The hike to Angel's Landing intrigues me, but we stick to the easy trails. We start with a short drive, then park and take a tram to the Emerald Pools. The trail takes us around a rock and through it, where small waterfalls graze the sides of the path. We share the trail with families, couples and hard-core outdoors-y types with expensive looking gear. But we have moments of solitude where I forget that I'm at a National Park and I realize that I'm in the most naturally majestic place I've ever been. The rocks are unreal.

The Emerald Pools.

The Emerald Pools.

 

We do a second easy trail, The Riverside Walk. The temperature drops and the path is too crowded by selfie sticks, but the views are worth it. 

We decide we're tired and hop on a tram back to the car. Tourists from everywhere spit-off Italian and German and Midwestern-American-English on our ride, I try to catch bits of conversations for my notebook . An Italian man closes the bus porthole window without permission, then looks about himself sheepishly. 

"We can do this because...AMERICA!" he grunts.

A little before sundown we leave the park. I'm sad to see the rocks disappearing behind us. We exit back through the tiny towns of Utah making a pit stop at River Rock Roasters. I order the cold brew. The barista is confident that I'll like it, and after I take a sip, exclaim, "This is the best cold brew I've ever had!" He seems proud that a "New Yorker" likes it. This throws me.

When you travel as a New Yorker, people assume you're used to the best of the best. It's an odd feeling to live in a place that has become "the standard" when New Yorkers walk around all day thinking that everywhere else is far more normal, far more civilized than the hype machine. Sure, in New York you can get it, but is it the real thing? Is it the corporate, high-priced, pretentious it? Is it still it if it's the trained in Lyon, sabbatical in Thailand, gourmet version of it?

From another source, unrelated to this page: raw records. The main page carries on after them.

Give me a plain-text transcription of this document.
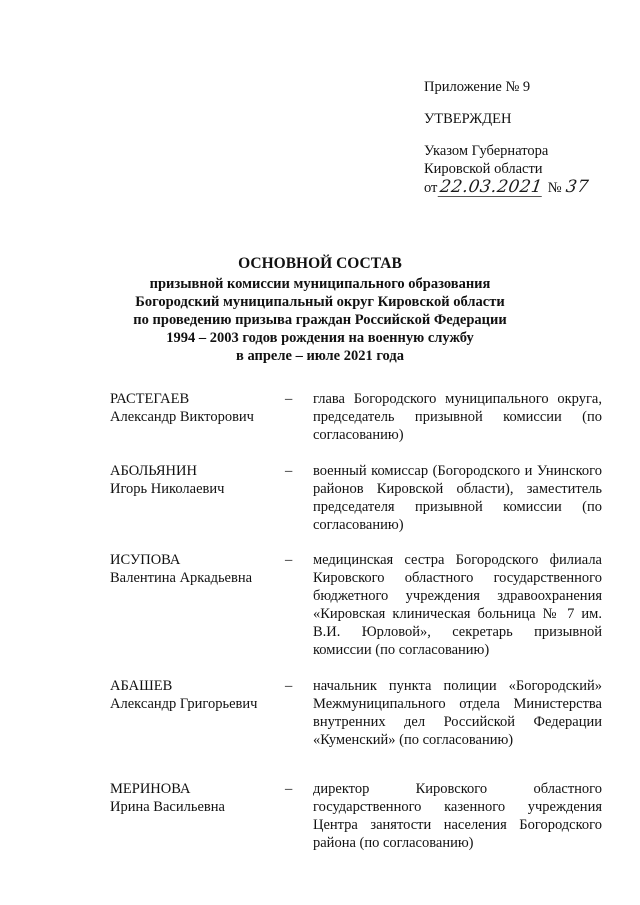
Приложение № 9
УТВЕРЖДЕН
Указом Губернатора
Кировской области
от22.03.2021 № 37
ОСНОВНОЙ СОСТАВ
призывной комиссии муниципального образования
Богородский муниципальный округ Кировской области
по проведению призыва граждан Российской Федерации
1994 – 2003 годов рождения на военную службу
в апреле – июле 2021 года
РАСТЕГАЕВ
Александр Викторович
–	глава Богородского муниципального округа, председатель призывной комиссии (по согласованию)
АБОЛЬЯНИН
Игорь Николаевич
–	военный комиссар (Богородского и Унинского районов Кировской области), заместитель председателя призывной комиссии (по согласованию)
ИСУПОВА
Валентина Аркадьевна
–	медицинская сестра Богородского филиала Кировского областного государственного бюджетного учреждения здравоохранения «Кировская клиническая больница № 7 им. В.И. Юрловой», секретарь призывной комиссии (по согласованию)
АБАШЕВ
Александр Григорьевич
–	начальник пункта полиции «Богородский» Межмуниципального отдела Министерства внутренних дел Российской Федерации «Куменский» (по согласованию)
МЕРИНОВА
Ирина Васильевна
–	директор Кировского областного государственного казенного учреждения Центра занятости населения Богородского района (по согласованию)
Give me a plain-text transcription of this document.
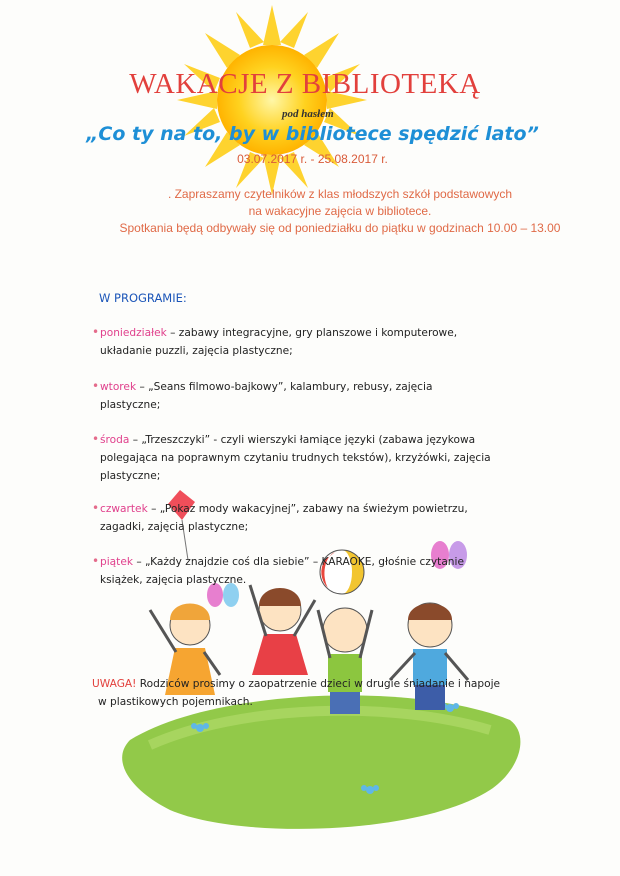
WAKACJE Z BIBLIOTEKĄ
pod hasłem
„Co ty na to, by w bibliotece spędzić lato”
03.07.2017 r. - 25.08.2017 r.
. Zapraszamy czytelników z klas młodszych szkół podstawowych
na wakacyjne zajęcia w bibliotece.
Spotkania będą odbywały się od poniedziałku do piątku w godzinach 10.00 – 13.00
W PROGRAMIE:
• poniedziałek – zabawy integracyjne, gry planszowe i komputerowe,
układanie puzzli, zajęcia plastyczne;
• wtorek – „Seans filmowo-bajkowy”, kalambury, rebusy, zajęcia
plastyczne;
• środa – „Trzeszczyki” - czyli wierszyki łamiące języki (zabawa językowa
polegająca na poprawnym czytaniu trudnych tekstów), krzyżówki, zajęcia
plastyczne;
• czwartek – „Pokaz mody wakacyjnej”, zabawy na świeżym powietrzu,
zagadki, zajęcia plastyczne;
• piątek – „Każdy znajdzie coś dla siebie” – KARAOKE, głośnie czytanie
książek, zajęcia plastyczne.
UWAGA! Rodziców prosimy o zaopatrzenie dzieci w drugie śniadanie i napoje
w plastikowych pojemnikach.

Is it still it if it's new spin on it that's organic and gluten free, or "inspired by?" Don't they know that New Yorkers travel outside the city to get it the real it, to talk about it and it Insta-Tweet it and eventually blog about it when "oh my gosh they're opening one up in East Village." So often in Alabama do waiters hand me a meal with an apology, "I'm sure it's not as good as anything you have in New York," and I want to tell them, "Its probably better."

Believe me, the best cold brew is in Utah. 

We have to go meet Christian for dinner at a thai restaurant. I'm about to have an evening that teaches me the biggest lesson I would learn this year, but I don't know it yet. The sun starts to set, leaving its glow at the tops of the rocks and the peaks making the journey home even more beautiful.

I sigh between bites of elk jerky. "Daaahhhmmmnnn Utah. At it again with the canyons."